I asked Jenna more about her air flight experience and she elaborated, “The reason we had to be on an airplane was because many of the infrared wavelengths …are absorbed by water, carbon dioxide, and other gases in the earth’s atmosphere. If we were on the ground, this light wouldn’t reach us, but we were flying at 47,000 feet, which is above most of the atmospheric absorption. That’s higher than commercial, but not much, and it doesn’t feel any different when you’re up there. We were in a jet known as a Gulfstream V, which is usually used as a corporate aircraft.” The Gulfstream V, owned by NSF, is located at NCAR’s Research Aviation Facility (RAF). It has undergone various changes to make it suitable for scientific research, including being outfitted with special optical-quality viewports.

She continued, “One of the things that was really challenging about flying instead of observing from the ground was dealing with the motion of the plane relative to the eclipse. Imagine looking out of the window and trying to focus on one point on the horizon—that point is going up and down, left, and right when you’re in an airplane. The plane’s motion was something we had to compensate for in order to make sure that we stayed pointed at the eclipse at all times. We developed a system that would correct for the motion of the plane and always keep the eclipse in the camera.”

The pressure was on, because they only had four minutes of eclipse time. They wouldn’t get any do-overs so they left nothing to chance and practiced flight tests all summer, tracking and measuring the sun over and over again. During totality her team was very busy aligning the Airborne Infrared Spectrometer, assessing the timing, and staying on course by communicating with the pilots. Jenna was watching the context camera, which showed a white light picture of the corona (a black and white image), and PI Ed DeLuca was looking for the spectral emission lines. At first Ed was unable to see any of the lines, because the data was dominated by noise from the high thermal instrument background. Although this was unsettling at the time, the team discovered later that data post processing—a lot of alignment and averaging—would reveal all of their target lines. Jenna’s conclusion? “…We got data and that’s exciting!” The data will help scientists design a future instrument to measure the coronal magnetic field.
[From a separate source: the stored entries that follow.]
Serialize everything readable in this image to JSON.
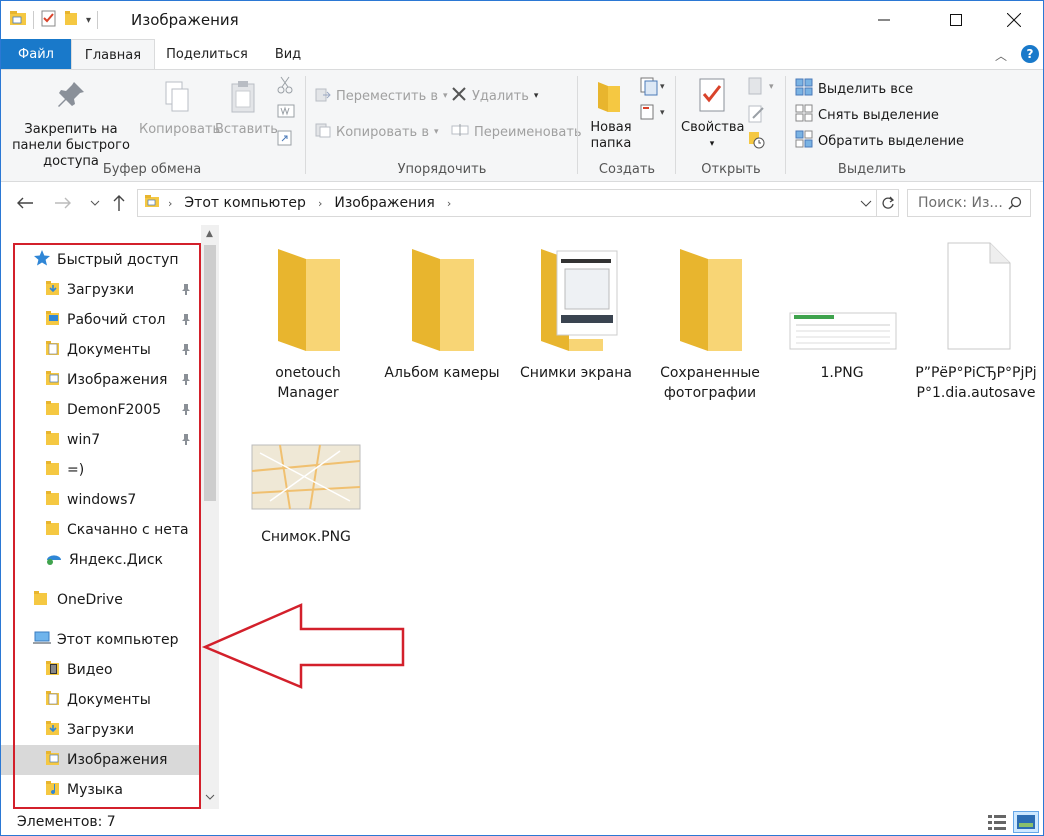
{
  "window": {
    "title": "Изображения"
  },
  "tabs": {
    "file": "Файл",
    "home": "Главная",
    "share": "Поделиться",
    "view": "Вид"
  },
  "ribbon": {
    "clipboard": {
      "label": "Буфер обмена",
      "pin": "Закрепить на панели быстрого доступа",
      "copy": "Копировать",
      "paste": "Вставить"
    },
    "organize": {
      "label": "Упорядочить",
      "move": "Переместить в",
      "copy_to": "Копировать в",
      "delete": "Удалить",
      "rename": "Переименовать"
    },
    "create": {
      "label": "Создать",
      "new_folder": "Новая папка"
    },
    "open": {
      "label": "Открыть",
      "properties": "Свойства"
    },
    "select": {
      "label": "Выделить",
      "select_all": "Выделить все",
      "select_none": "Снять выделение",
      "invert": "Обратить выделение"
    }
  },
  "address": {
    "seg1": "Этот компьютер",
    "seg2": "Изображения",
    "search_placeholder": "Поиск: Из..."
  },
  "nav": {
    "quick_access": "Быстрый доступ",
    "qa_items": [
      "Загрузки",
      "Рабочий стол",
      "Документы",
      "Изображения",
      "DemonF2005",
      "win7",
      "=)",
      "windows7",
      "Скачанно с нета",
      "Яндекс.Диск"
    ],
    "onedrive": "OneDrive",
    "this_pc": "Этот компьютер",
    "pc_items": [
      "Видео",
      "Документы",
      "Загрузки",
      "Изображения",
      "Музыка"
    ]
  },
  "files": [
    {
      "name": "onetouch Manager"
    },
    {
      "name": "Альбом камеры"
    },
    {
      "name": "Снимки экрана"
    },
    {
      "name": "Сохраненные фотографии"
    },
    {
      "name": "1.PNG"
    },
    {
      "name": "Р”РёР°РіСЂР°РјРјР°1.dia.autosave"
    },
    {
      "name": "Снимок.PNG"
    }
  ],
  "status": {
    "count": "Элементов: 7"
  },
  "colors": {
    "accent": "#1979ca",
    "folder": "#f5c842",
    "annotation": "#d3202b"
  }
}
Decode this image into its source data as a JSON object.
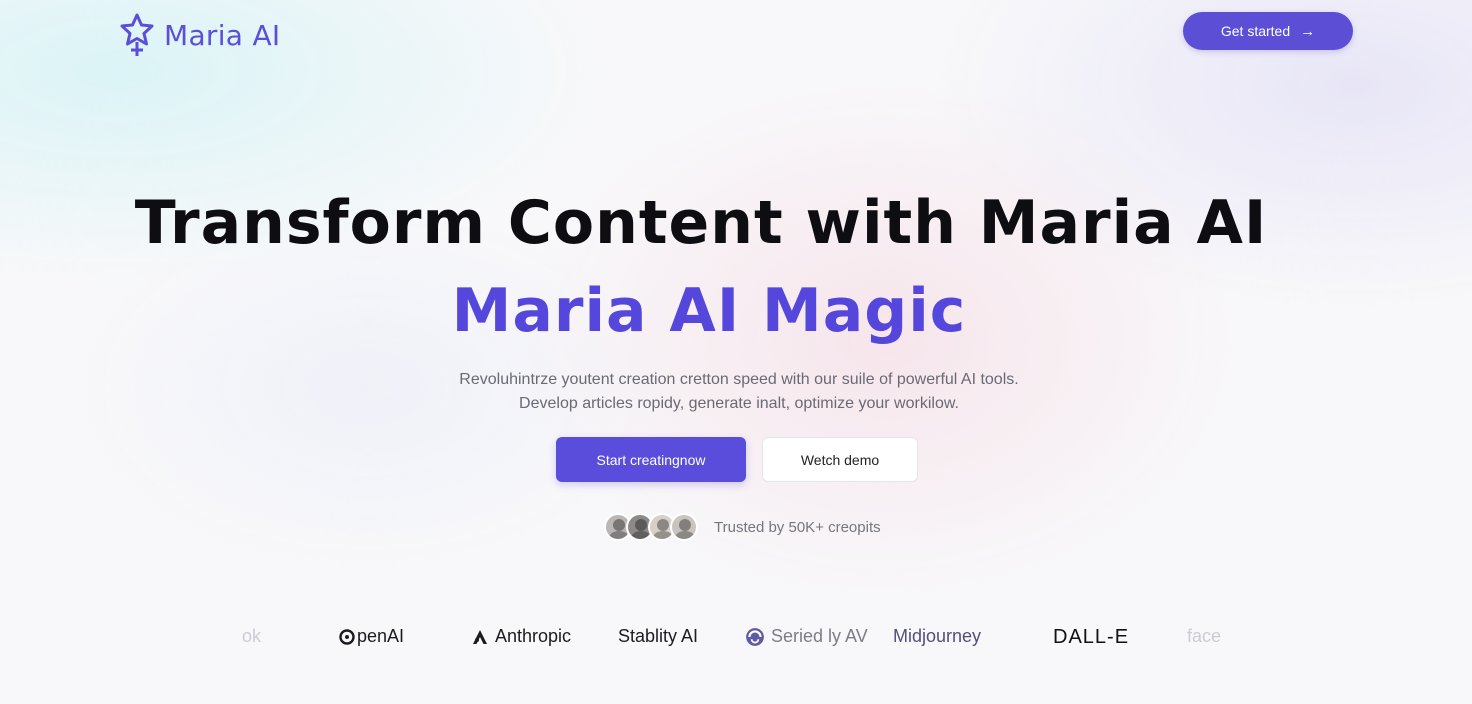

After this amazing summer experience I wondered how Jenna would settle down to writing her PhD thesis. Her answer? “The writing is going to require a different kind of mindset that I’m not in yet, but I think that I will get there. There’s always a little hump to get over before the writing gets easier, but right now I’m more in data analysis/instrument building mode, so I just have to transition over.”

I have no doubt Jenna’s passion for her research will see her to completion and further her path to a promising and remarkable future career.